Paris et Alger attendus sur du concret après la relance de leur partenariat

  • Exit la brouille diplomatique autour de la mémoire de la guerre d'Algérie, place à une volonté affichée de coopération renforcée dans tous les domaines
  • Pour autant, les enjeux restent énormes, avec en toile de fond un lourd passif colonial toujours pas épuré, une insécurité croissante dans la région, et l'ombre de la Russie

ALGER: "Un partenariat renouvelé, concret et ambitieux": après des mois de crise, les présidents français Emmanuel Macron et algérien Abdelmadjid Tebboune ont gravé dans le marbre samedi la relance des liens bilatéraux, qui doit maintenant s'accompagner de gestes concrets.

Les deux chefs d'Etat ont signé en grande pompe une déclaration commune juste avant qu'Emmanuel Macron ne reparte pour Paris.

Exit la brouille diplomatique autour de la mémoire de la guerre d'Algérie, place à une volonté affichée de coopération renforcée dans tous les domaines.

Pour autant, les enjeux restent énormes, avec en toile de fond un lourd passif colonial toujours pas épuré, une insécurité croissante dans la région, et l'ombre de la Russie, proche alliée de l'Algérie, de plus en plus influente en Afrique.

"La visite a permis de mettre de l'huile dans les rouages.
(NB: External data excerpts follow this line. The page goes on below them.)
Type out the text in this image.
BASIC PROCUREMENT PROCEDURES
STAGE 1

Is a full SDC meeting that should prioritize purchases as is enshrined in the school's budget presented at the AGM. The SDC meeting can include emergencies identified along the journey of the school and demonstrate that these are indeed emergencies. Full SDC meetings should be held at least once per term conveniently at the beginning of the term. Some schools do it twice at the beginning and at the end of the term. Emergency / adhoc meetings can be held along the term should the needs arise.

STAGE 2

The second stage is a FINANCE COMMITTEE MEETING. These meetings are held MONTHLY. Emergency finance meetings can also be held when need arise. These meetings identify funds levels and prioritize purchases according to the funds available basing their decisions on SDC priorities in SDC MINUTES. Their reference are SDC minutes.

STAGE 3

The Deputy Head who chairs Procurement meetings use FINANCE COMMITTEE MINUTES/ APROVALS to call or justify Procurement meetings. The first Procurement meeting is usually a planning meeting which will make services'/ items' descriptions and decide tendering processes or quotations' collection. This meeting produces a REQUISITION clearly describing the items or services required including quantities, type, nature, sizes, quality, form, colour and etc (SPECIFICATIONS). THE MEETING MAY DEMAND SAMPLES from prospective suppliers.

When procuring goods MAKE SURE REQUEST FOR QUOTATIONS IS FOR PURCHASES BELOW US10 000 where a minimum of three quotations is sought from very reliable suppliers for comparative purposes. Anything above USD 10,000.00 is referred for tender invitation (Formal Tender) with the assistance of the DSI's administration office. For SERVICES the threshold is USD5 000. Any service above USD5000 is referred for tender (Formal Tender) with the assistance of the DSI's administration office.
Ca a permis de consolider, voire de recréer, des liens entre nous", résume Karim Amellal, Délégué interministériel à la Méditerranée.

"On le vit comme un premier pas. On va voir le jour d'après, ce qui se passe, comment ça s'enclenche", analyse, prudente, une source diplomatique française.

Pour Pierre Vermeren, professeur d'histoire contemporaine à La Sorbonne, "les vraies avancées" sont avant tout attendues sur les "questions stratégiques".

Exit la Russie? 

"Tout le Maghreb est au bord de la rupture avec la crise énergétique, alimentaire", l'insécurité au Sahel et les tensions au sommet entre l'Algérie et le Maroc, dit-il.

Dans ce contexte, "les petites affaires franco-algériennes qui remontent à la colonisation sont très importantes pour les gens, mais les Etats ont déjà tourné la page", estime-t-il.

L'Algérie veut en outre signer son grand retour sur la scène internationale après le règne sans fin d'un président malade et invisible, Abdelaziz Bouteflika (1999-2019), décédé à l'automne 2021, et le mouvement de contestation populaire du Hirak.

De son côté, la France, qui vient de se retirer du Mali, compte sur l'Algérie pour aider à stabiliser la région.

Les deux présidents se sont d'ailleurs assis autour d'une table vendredi avec leurs chefs d'état-major des armées et du renseignement extérieur. Du jamais vu depuis l'indépendance de l'Algérie. Et ils le feront aussi souvent que "nécessaire", selon leur déclaration conjointe.

Les Occidentaux ambitionnent aussi de faire sortir l'Algérie du giron de la Russie, son premier fournisseur d'armes et un acteur de poids dans la région.

"Pour le moment, la France a plus besoin de l'Algérie que l'Algérie de la France, et elle n'a pas beaucoup à lui offrir", fait toutefois observer Geoff Porter du groupe d'experts North Africa Risk Consulting.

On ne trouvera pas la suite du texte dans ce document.